My baby's back!
I'm talking about my lovely piano, of course. It has been at my old apartment since I moved out in January and I've been missing it! I bought this piano five years ago at a shop in Portland that no longer exists called the Immortal Piano Company (if the name stands true then I do believe it to exist somewhere). Owner Martha Taylor is a wonderfully eccentric person and her knowledge of pianos, especially American pianos, is vast. Every time I walked into her shop I felt as if time stopped and nothing mattered but the tones and inner workings of these huge instruments. She was always excited to educated anyone who was willing to listen about the inner workings of a piano. She had pianos in various states of repair and would always bring me to her latest project, cursing at the number of joints that had to be aligned just perfectly for a single key to function. She closed her shop around 2018, claiming to me that she was done fixing these ancient beasts and that she was offered a book deal to write about the history of pianos in America.
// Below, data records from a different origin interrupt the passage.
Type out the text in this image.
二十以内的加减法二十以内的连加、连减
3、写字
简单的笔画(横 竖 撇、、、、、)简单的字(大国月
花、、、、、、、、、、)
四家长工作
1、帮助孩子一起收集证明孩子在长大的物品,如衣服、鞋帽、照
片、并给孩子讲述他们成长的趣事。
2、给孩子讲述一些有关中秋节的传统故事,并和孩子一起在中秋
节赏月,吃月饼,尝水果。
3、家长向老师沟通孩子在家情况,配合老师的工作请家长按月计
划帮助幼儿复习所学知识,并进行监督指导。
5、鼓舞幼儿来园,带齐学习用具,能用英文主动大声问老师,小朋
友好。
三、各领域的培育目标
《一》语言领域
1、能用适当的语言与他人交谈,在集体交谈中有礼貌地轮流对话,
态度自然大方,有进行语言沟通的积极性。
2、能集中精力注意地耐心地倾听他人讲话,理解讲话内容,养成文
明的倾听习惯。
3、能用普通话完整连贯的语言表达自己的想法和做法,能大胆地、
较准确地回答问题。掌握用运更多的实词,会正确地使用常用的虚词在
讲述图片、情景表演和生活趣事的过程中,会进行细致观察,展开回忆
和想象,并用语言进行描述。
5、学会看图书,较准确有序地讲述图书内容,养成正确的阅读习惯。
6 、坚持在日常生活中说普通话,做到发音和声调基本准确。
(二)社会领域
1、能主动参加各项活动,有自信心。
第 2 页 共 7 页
Excerpt from Mad Rush by Philip Glass
The piano I bought from Martha is a Mueller & Haines console upright from around 1920. When I sat down to play it in the shop, I fell in love immediately and knew I couldn't leave the shop without it. It was the dark varnish, the stately legs, and the brightness and clarity of tone that sold me. I played and taught on this piano in Portland for two years before moving to LA, and when I settled I had it shipped down to my apartment. It was a perfect fit in that South Pasadena apartment, but my stay did not last. I left it there until I could find a permanent spot for it and now, after seven months apart, we've reunited in my rehearsal space in downtown LA.
An improvisation from the day my piano arrived at the rehearsal space.
An instrument is a tool and something with which a musician builds a personal relationship. This piano and I have composed together at all hours of the day and night, and I have touched those keys in all emotional states. The instrument never fails to aide me in finding what I'm ultimately seeking, which is a place of rest in the present and freedom from the mind that is so keen on keeping us in the past or planning for the future. I'm happy to have my baby back.